Saturday, 7 August 2021

137 human genomes from the Middle East fill gaps in human history

AUGUST 4, 2021, by Cell Press

Credit: Pixabay/CC0 Public Domain

Whole-genome sequencing efforts around the world have offered important insights into human diversity, historical migrations, and the relationships between people of different regions—but scientists still don't have a complete picture because some regions and people remain understudied. A new study reported in the journal Cell on August 4 helps to fill one of these big gaps by generating more than 100 high-coverage genome sequences from eight Middle Eastern populations using linked-read sequencing.

"The Middle East is an important region to understand human history, migrations, and evolution: it is where modern humans first expanded out of Africa, where hunter-gatherers first settled and transitioned into farmers, where the first writing systems developed, and where the first major known civilizations emerged," says Mohamed Almarri of the Wellcome Sanger Institute, UK. "However, despite this importance, the region has been historically understudied in genomic studies."

In the new study, Almarri, Marc Haber (University of Birmingham, UK), and their colleagues sequenced 137 whole genomes from eight Middle Eastern populations.
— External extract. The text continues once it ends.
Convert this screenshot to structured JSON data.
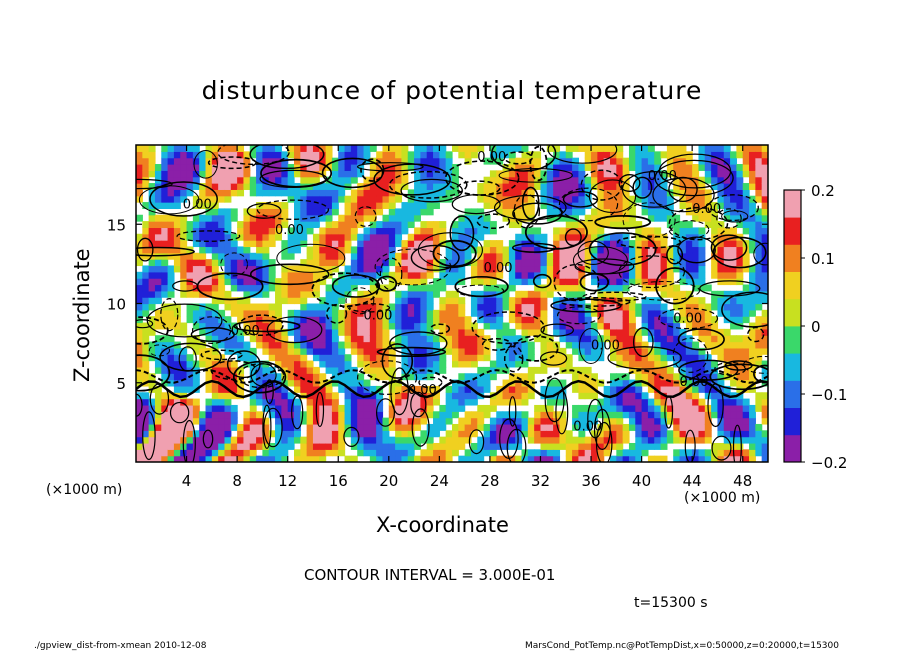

By generating the most comprehensive resource of human genetic variation in the Middle East using a new sequencing technology called linked-read sequencing, the researchers were able to reconstruct the genomic history of the region with unprecedented resolution. The researchers say that some of the events recorded in the Middle Eastern genomes could be linked with what's known from archeology or linguistics, such as the invention of agriculture and the spread of Semitic languages. But other events can only be elucidated by studying the DNA of ancient and modern people who lived in the region.

Some of their most notable findings include the following:
The identification of 4.8 million new gene variants that are specific to Middle Eastern populations that could now provide the basis for future research.
Genetic variants that show evidence of selection—in other words, mutations that spread unusually quickly—potentially due to adaptation to the changing environment and lifestyle.

In the Levant, where agriculture was first developed, populations experienced a massive growth around the transition to agriculture that wasn't paralleled in Arabia.
Arabian populations suffered a severe population decrease around 6,000 years ago, which coincides with the change in climate in Arabia turning it from a green, wet region into the largest sand desert in the world today.

Middle Easterners descend from the same population that expanded out of Africa 50,000 to 60,000 years ago.

Arabian groups have significantly lower Neanderthal ancestry than other Eurasians, potentially caused by excess basal Eurasian and African ancestry in Arabians that depletes their Neanderthal ancestry.

The movement of populations during the Bronze Age potentially spread the Semitic languages from the Levant to Arabia and East Africa.

An increase in the frequency of variants associated with type 2 diabetes in some populations in the past 2,000 years, suggesting that variants that were beneficial in the past are today associated with diseases.

"We found 4.8 million variants that were not previously discovered in other populations," Haber says. "Hundreds of thousands of these are common in the region, and any of them could hold medical relevance."

"Our study fills a major gap in international genomic projects by cataloguing genetic variation in the Middle East," says Chris Tyler-Smith of the Wellcome Sanger Institute, UK. "The millions of new variants we found in our study will improve future medical association studies in the region.
 Our results explain how the genetics of Middle Easterners formed over time, providing new insights, which complement knowledge from archeology, anthropology, and linguistics."

The researchers say they will now follow up on variants that show evidence of selection. Through these continued studies, they hope to further understand the biological effects of those newly found variants while further refining the genetic history of the region.